Answer
The addition of a complex number is such that we add the real part with the real part and add the imaginary part with the imaginary part.
Work Step by Step
Consider the two complex numbers, $\left( a+bi \right)$and $\left( c+di \right)$
A complex number contains a real part and an imaginary part.
The real part is the term which is independent from the imaginary unit $i$ and the imaginary part is the term which is the multiple of $i$.

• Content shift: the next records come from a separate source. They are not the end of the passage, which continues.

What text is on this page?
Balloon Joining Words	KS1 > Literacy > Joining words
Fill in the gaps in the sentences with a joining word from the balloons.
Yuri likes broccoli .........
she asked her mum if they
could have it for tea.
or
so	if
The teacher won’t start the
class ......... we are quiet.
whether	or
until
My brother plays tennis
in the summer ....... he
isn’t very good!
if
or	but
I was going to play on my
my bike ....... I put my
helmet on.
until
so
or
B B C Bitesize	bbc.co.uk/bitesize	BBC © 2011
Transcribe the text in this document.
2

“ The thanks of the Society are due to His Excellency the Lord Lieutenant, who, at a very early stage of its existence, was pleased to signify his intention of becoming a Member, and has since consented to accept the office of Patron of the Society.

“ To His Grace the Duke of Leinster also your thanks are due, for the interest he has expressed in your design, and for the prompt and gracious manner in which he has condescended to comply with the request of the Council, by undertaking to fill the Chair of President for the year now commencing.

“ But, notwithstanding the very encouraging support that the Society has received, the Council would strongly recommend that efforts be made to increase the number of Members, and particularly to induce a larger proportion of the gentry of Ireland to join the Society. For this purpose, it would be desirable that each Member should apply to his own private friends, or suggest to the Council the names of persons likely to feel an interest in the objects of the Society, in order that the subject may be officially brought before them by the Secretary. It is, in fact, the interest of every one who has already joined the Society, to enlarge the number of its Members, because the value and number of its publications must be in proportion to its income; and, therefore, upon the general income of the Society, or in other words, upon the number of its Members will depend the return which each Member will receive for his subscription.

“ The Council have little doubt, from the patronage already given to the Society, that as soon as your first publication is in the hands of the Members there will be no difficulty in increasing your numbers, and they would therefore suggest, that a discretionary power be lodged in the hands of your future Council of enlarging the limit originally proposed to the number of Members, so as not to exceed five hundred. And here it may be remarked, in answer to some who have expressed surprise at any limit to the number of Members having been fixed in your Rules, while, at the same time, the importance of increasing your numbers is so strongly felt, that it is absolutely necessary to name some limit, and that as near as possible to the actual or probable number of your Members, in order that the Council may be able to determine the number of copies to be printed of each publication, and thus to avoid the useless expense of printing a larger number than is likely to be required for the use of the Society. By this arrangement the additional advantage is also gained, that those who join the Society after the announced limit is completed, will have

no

If a complex number is in the standard form$\left( a+bi \right)$ then the real part is $a$ and the imaginary part is $b$. In the complex number $\left( c+di \right)$, the real part is $c$ and the imaginary part is $d$.
To add the two complex numbers, add the real part with a real part and add the imaginary part with an imaginary part.
$\left( a+bi \right)+\left( c+di \right)=\left( a+c \right)+\left( b+d \right)i$s
Procedure to add the two complex numbers.
1. Identify the real part and the imaginary part.
2. Add the real part with the real part.
3. Add the imaginary part with the imaginary part.
4. Write the answer in standard form.
For example,
Consider the two complex numbers, $\left( 1+2i \right)$ and $\left( 3+4i \right)$
Identify the real part and imaginary part.
The real parts are $1$, $3$ and the imaginary parts are $2$, $4$.
Add the real part $1$ with the real part $3$ and add the imaginary part $2$ with the imaginary part $4$.
$\begin{align}
& \left( 1+2i \right)+\left( 3+4i \right)=1+2i+3+4i \\
& =\left( 1+3 \right)+\left( 2+4 \right)i
\end{align}$
Write the answer in standard form.
$\left( 1+2i \right)+\left( 3+4i \right)=4+6i$
Therefore, the addition of two complex numbers is such that we add the real part with the real part and add the imaginary part with the imaginary part.